I lean down to comfort her and she is weeping now. I do the only thing I can. I wrap my arms around. And everything I feel for her, every emotion I have for wraps around and around and around until she is enveloped in a tight hold that surrounds her heart. The tight hold that is my heart.
She clings onto my shirt and I can only glide my fingers in her hair as she asks for forgiveness and she asks for somebody to help her.
"Don't let me go... please don't let me go..."
"I won't let you go... I won't let you go..."
I held her for what felt like forever as she felt my love for her through my hold and my tears. I told her I wouldn't let go and I promised.
"I won't let you go... no matter what, I won't let you go."
Two months later... she is different. She is better than before. She doesn't have as much suicidal thoughts as before, but she does snap occasionally. I love her no matter what, though, and it still hasn't changed. Not now, not ever.
The way she feels is better now because she knows that out of everybody, I am here for her. And I will always be here. Her personality has brightened up a long way and she actually smiles and laughs along with everybody else. She stays away from her old friends because she feels that they are fake since they abandoned her before. Her new best friend is a junior like us named Aoshi and he understands the way her mind works as well as I can. He is good for her and I can trust him.

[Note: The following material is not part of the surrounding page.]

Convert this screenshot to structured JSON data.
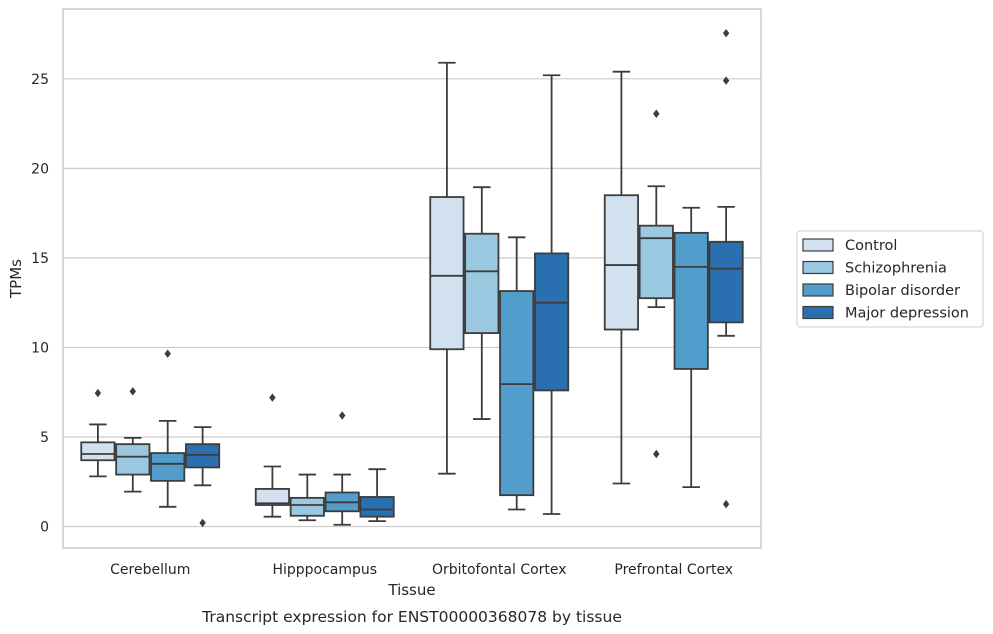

My rehab for Kaoru is nothing but a joy ride. I know how some people make you talk things out and act boring. Mine is Himura style. Every week I take her to different events. Things like concerts, dance clubs, movies. I take her shopping, to spas, to day retreats. It's something different every other day and it helps her think about things that she can do to replace her cutting.
She still lives and deals with her family, but she's more in tune with it now and she's more able to relax herself than resort to her old ways. Besides, she's barely there anyways, so why stress now? My parents might as well be her real guardians. She is under our care. We take care of Kaoru the way her parents can't... By using love.
Kaoru hasn't picked up a razor ever since that day. When she does, it's to shave her arms and legs in the shower. She is serious about the path to righteousness now. She plays soccer everyday with Aoshi and she keeps a journal and a songbook. If she's not with me than she's asleep. I'm proud to say I keep her away for that long because I know that i'm saving her. And I know that she needs me as much as I need her.
The way she feels now is just... it excites me because she's ready to try things to make herself better. She's not reluctant for anything. The whole way she's given herself one-hundred percent into commitment for what I give and teach to her now. Her rewards go from shopping sprees to trips to rewards that even I can enjoy (-). I love the change she's made to better herself. From now on, I know she'll be okay.
People ask her questions and she's not afraid to answer any of them. She feels its her duty to answer and show her scars.
"If I can do this, i'll be able to prevent people from doing the same thing. I'd rather have them know then want them to experience it themselves."
They all used to say that she wouldn't change. People used to tell me that Kaoru was a waste of time. That she way she would feel could never change and she'd die before she went to college.
But I never listened to those people and I never let their judgments change how I felt about her.
And I know that she heard it all, but hey. That's the past. Life goes on. And even though everybody gave up hope, she moved on to be better. She gained her heat back in full.
For those who used to be so doubtful... if you thought she'd always feel that way,
look at the way she feels now.
R.S.: And this was the letter T.
I do hope that everybody enjoyed this and if they didn't i'm sorry they didn't. I can't change your minds about how you feel about it. This is what i'm all about. This is why i'm who I am. When I write for the heart... it just feels so much better, don't you agree?